A close ally changes sides

Appointed by Bouteflika in 2004 to head the armed forces, General Salah, who is also Algeria’s deputy defense minister, has long been considered a close presidential ally. Last year, he presided over a high-level shakeup reportedly ordered by Bouteflika, which saw more than a dozen military and security officers lose their jobs.

Some analysts considered it laying the ground for a rocky period ahead as Bouteflika bid for another term in office despite his age and infirmity.

But in recent weeks, the army chief has sided with the street, saying the protest movement supported “noble aims.”

“We must adopt a solution that helps us out of this crisis … a solution that respects and adheres to the constitution so that it’s a suitable one for all sides,” Salah said in a televised address Tuesday.

He threw his weight behind a constitutional process that may pave the way for Algeria’s senate leader to become short-term caretaker president, if Bouteflika is found unfit.

The move, France’s Le Monde newspaper wrote, amounted to a crucial “rupture between the army and Bouteflika.”

Others see it as a bid for stability at a time when Algeria faces serious economic and security challenges.

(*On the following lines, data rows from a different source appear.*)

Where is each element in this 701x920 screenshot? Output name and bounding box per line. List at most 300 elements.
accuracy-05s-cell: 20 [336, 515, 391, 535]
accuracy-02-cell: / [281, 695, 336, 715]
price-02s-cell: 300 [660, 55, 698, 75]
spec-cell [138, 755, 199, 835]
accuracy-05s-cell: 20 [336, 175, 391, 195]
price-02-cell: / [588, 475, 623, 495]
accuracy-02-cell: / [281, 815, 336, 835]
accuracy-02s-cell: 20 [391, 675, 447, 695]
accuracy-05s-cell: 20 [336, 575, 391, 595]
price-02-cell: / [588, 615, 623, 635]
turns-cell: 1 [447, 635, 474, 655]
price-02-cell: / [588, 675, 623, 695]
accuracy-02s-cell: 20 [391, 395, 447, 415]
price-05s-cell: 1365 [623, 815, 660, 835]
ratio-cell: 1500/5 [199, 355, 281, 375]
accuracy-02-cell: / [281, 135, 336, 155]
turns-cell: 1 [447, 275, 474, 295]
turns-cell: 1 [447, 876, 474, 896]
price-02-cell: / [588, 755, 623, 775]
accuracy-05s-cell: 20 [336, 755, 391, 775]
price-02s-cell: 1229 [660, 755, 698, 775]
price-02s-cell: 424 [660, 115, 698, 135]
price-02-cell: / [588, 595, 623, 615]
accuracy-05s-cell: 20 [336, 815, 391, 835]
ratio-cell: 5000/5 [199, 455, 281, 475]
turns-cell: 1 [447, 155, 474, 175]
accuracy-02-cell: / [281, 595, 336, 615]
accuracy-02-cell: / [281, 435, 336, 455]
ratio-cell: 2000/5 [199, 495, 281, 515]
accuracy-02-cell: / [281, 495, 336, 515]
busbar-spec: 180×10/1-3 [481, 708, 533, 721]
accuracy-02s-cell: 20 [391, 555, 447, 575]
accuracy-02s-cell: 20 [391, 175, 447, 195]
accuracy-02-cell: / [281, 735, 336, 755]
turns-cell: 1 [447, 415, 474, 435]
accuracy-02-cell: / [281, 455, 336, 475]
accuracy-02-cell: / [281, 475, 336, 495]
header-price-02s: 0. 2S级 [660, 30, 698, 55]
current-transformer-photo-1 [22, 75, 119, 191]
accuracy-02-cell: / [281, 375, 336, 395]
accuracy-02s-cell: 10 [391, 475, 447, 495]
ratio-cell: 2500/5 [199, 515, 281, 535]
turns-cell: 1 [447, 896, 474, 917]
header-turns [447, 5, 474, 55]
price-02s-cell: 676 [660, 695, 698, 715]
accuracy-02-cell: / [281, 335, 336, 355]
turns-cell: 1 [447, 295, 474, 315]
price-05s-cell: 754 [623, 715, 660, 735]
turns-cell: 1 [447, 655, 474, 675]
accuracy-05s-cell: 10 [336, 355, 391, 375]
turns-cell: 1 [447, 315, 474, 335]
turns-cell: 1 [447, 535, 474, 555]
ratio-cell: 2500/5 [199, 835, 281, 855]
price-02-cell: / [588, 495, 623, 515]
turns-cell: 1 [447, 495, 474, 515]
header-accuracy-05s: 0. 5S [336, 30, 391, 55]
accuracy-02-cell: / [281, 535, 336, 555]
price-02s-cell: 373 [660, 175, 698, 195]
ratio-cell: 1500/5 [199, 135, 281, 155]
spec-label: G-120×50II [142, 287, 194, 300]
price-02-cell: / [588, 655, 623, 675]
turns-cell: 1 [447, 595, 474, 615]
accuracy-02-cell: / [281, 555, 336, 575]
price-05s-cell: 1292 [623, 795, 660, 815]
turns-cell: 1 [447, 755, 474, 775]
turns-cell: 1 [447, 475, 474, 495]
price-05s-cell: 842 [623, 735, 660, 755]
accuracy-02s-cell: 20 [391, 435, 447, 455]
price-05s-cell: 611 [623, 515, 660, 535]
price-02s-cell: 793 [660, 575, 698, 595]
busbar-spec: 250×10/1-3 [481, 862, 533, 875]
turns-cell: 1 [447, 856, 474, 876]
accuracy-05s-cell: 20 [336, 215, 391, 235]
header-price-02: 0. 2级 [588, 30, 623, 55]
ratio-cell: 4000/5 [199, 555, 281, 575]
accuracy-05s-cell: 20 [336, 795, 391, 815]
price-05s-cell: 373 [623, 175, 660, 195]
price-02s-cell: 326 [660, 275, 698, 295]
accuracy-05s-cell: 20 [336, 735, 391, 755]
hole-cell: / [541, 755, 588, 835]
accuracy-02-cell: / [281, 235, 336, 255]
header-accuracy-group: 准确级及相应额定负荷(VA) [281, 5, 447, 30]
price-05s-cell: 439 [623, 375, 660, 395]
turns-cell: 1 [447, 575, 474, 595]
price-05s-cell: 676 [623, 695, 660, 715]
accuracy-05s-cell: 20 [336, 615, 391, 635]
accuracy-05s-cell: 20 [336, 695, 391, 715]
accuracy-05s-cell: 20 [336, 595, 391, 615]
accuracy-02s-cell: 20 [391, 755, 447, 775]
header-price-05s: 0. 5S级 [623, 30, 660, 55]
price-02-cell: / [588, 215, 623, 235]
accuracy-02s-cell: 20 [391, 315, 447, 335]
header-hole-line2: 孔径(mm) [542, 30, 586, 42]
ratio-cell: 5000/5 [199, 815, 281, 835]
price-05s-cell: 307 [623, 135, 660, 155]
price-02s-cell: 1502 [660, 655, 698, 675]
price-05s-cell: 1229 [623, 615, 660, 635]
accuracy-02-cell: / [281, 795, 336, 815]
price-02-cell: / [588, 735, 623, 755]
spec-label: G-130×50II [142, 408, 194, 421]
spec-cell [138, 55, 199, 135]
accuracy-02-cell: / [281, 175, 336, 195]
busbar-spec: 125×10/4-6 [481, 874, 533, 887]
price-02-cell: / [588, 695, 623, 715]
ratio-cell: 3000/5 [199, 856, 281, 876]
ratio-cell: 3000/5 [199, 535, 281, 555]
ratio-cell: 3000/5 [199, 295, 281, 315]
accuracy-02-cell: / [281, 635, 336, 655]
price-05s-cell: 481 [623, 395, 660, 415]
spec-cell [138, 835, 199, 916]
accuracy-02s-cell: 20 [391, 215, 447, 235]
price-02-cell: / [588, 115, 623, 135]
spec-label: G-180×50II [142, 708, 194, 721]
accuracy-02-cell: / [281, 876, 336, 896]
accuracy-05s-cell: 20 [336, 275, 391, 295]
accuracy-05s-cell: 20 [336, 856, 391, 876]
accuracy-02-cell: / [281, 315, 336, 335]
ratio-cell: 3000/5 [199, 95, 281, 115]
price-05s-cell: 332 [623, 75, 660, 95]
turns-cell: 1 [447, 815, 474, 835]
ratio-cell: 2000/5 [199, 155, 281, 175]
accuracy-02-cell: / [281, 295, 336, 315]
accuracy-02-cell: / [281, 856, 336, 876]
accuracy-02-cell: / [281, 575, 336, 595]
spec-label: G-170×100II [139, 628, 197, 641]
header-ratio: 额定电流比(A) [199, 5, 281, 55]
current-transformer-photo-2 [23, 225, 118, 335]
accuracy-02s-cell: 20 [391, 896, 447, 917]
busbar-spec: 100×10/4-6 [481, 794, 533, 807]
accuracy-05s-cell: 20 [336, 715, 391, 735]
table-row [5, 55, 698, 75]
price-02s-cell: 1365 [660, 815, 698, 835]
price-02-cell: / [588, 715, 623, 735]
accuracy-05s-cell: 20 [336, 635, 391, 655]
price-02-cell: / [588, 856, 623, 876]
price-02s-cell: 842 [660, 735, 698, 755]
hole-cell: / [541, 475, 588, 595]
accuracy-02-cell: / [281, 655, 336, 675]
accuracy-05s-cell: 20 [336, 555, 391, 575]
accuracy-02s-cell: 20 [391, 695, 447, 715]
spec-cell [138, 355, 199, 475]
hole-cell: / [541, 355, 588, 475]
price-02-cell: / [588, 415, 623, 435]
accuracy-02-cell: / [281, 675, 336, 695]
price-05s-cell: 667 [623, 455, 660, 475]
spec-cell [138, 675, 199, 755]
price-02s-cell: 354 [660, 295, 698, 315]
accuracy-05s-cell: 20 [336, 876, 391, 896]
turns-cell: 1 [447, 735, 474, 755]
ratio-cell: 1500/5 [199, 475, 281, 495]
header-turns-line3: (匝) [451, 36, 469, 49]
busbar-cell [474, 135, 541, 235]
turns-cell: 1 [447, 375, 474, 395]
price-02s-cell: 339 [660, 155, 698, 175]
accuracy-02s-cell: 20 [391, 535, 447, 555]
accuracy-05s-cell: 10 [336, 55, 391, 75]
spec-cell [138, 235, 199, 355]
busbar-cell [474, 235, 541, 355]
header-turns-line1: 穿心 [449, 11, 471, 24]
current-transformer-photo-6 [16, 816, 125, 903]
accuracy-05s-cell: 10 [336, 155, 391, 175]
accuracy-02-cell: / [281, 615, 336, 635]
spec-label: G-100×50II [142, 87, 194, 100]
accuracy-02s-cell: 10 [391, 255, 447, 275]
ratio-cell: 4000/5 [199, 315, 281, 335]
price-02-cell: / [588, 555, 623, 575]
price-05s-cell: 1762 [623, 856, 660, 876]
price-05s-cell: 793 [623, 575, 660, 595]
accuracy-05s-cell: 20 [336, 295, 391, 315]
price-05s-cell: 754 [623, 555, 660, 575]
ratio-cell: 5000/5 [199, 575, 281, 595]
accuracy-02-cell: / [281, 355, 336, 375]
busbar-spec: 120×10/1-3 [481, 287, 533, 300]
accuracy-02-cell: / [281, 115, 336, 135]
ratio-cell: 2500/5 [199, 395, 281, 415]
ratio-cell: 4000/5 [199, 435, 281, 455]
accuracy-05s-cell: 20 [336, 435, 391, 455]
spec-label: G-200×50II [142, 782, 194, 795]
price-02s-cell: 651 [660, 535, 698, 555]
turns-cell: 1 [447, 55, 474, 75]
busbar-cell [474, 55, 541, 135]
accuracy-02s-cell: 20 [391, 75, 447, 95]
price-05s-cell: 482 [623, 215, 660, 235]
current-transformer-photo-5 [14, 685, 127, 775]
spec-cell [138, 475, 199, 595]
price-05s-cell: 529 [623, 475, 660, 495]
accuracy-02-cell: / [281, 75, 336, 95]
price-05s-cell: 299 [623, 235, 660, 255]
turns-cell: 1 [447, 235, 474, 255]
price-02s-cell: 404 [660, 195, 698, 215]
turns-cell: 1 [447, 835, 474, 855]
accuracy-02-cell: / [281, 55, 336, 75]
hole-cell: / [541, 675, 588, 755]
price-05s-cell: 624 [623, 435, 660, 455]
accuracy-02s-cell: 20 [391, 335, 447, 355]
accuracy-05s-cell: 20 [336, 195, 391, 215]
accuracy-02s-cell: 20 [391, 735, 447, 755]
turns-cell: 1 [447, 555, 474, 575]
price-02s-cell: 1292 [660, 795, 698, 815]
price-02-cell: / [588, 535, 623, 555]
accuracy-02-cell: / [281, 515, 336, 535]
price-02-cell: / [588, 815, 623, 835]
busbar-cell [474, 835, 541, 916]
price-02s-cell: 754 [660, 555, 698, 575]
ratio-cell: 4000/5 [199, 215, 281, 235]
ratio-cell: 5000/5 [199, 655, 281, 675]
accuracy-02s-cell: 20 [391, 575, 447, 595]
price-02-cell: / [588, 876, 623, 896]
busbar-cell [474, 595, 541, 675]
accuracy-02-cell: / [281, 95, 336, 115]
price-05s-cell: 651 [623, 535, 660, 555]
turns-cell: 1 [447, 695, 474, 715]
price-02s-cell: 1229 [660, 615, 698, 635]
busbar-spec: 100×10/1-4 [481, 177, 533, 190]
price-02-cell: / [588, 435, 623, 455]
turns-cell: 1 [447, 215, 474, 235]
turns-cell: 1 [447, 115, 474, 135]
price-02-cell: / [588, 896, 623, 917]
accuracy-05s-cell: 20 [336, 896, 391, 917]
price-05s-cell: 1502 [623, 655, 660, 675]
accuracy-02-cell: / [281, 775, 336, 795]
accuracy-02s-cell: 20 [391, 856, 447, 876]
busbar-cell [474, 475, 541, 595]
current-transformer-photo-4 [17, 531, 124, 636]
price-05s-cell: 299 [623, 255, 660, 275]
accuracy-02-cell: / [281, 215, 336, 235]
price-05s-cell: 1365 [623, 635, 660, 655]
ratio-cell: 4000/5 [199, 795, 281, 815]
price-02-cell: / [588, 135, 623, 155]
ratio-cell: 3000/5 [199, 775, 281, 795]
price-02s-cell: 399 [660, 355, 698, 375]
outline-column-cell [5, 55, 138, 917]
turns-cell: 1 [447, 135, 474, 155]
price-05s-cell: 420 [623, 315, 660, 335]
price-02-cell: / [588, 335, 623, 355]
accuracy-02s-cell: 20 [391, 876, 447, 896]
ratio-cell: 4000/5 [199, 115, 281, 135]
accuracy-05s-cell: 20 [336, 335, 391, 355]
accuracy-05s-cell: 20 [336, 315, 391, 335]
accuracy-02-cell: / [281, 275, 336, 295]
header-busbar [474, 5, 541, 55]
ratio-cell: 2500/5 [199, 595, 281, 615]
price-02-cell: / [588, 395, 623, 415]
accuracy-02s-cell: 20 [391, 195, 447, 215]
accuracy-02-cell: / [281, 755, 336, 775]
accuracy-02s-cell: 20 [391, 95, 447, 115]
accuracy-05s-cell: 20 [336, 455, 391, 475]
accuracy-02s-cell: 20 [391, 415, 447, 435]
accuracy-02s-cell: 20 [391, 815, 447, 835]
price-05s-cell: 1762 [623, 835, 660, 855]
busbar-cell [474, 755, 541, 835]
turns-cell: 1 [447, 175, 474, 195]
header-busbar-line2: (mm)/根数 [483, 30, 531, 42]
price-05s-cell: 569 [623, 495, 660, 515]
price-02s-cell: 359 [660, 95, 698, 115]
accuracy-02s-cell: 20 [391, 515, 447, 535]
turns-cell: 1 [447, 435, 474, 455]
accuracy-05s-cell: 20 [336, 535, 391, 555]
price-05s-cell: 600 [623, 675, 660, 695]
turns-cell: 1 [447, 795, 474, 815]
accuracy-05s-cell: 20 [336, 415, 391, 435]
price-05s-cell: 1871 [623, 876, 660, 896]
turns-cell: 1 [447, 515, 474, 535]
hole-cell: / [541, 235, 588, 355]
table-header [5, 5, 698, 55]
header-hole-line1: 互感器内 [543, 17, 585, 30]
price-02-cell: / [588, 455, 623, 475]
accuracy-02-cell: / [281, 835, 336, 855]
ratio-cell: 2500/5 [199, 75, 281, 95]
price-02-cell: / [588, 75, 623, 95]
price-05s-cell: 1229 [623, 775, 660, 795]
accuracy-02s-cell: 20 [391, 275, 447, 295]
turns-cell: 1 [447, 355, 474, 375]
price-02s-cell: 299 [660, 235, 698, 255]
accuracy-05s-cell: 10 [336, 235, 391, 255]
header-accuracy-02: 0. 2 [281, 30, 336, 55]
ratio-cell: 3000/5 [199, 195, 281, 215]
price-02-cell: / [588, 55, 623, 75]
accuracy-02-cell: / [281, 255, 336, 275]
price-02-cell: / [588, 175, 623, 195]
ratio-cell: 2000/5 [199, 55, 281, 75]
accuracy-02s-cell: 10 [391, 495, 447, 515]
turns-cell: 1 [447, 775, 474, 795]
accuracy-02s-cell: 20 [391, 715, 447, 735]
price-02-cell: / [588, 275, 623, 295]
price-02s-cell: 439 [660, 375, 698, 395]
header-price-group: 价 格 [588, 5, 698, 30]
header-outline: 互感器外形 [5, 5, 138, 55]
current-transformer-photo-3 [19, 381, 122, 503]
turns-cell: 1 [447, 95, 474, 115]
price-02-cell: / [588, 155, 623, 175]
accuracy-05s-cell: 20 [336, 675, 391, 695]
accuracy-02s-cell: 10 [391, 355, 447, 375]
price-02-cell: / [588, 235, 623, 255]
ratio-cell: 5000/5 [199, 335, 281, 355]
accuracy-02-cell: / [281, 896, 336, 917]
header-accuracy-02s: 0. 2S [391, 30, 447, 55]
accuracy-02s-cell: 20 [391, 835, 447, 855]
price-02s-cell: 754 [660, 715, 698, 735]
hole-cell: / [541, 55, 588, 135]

“Many officers and generals were sympathetic to the protest movement, and agreed there was need for change and that Bouteflika and his clan needed to cede power,” said analyst Ayari.

“They intervened early to avoid deepening the democratic demands,” he added, “which if they intensify, could even lead to an attack on the army.”

Many protesters, however, have been underwhelmed by Salah’s U-turn, suggesting the army should follow Bouteflika to the exit.

“The population doesn’t accept it,” youth opposition leader Addad Hakim told French radio, reacting to the general’s speech. “On social networks and in the street, people are going to keep demonstrating, not just for the departure of a man or a clan, but for a whole system.”

But the military is also seen a potentially crucial arbiter in the months to come.

“Having the army a guarantor of a positive exit to the current crisis is possible and even desirable,” wrote Algeria’s leading independent El Watan daily. “It’s practically the only institution standing, largely united and patriotic.” 

“The army has an important role to play to guarantee the state’s stability and the political transition,” agreed Brahim Oumansour, North Africa analyst at the French Institute for International and Strategic Affairs, although whether it will remain an impartial arbiter is unclear.

Marked by independence

Tunisia achieved its independence largely peacefully and its leaders deliberately kept the country’s military weak, analysts say.

During its 2011 uprising, the army earned support from the street by refusing to back President Ben Ali. But Ayari, of the Crisis Group, believes it largely stayed within its traditional role.

“It reacted to the 2011 uprising as it had before — by maintaining peace,” he said, an expertise acquired during stints by Tunisian forces as U.N. peacekeepers elsewhere. “The army was seen in this romantic way as refusing to fire on the public. But it was actually much more pragmatic — more of a corporate reaction of applying procedure.”

Algeria’s army, by contrast, succeeded from the country’s independence fighters who waged a brutal and protracted war with France. Along with the state and the ruling National Liberation Front party, it has since been a dominating force. 

When Islamists seemed poised to win Algeria’s local elections in 1992, the army canceled the vote, triggering a bloody civil war that killed roughly 150,000 people. Elected in 1999, Bouteflika was credited with ushering in peace and reconciliation. Strikingly, he was also Algeria’s first long-term civilian president since independence.

While Algeria’s army crushed the Islamists, its role in the conflict remained opaque, including in the thousands of disappearances that remain unsolved.

How the armed forces will react to this current period of turmoil remains unknown.

“Will it be a politically transition completely controlled by the army — as some fear?” asked analyst Oumansour. For the moment however, he said, “there is a real will not to directly intervene in the political process.”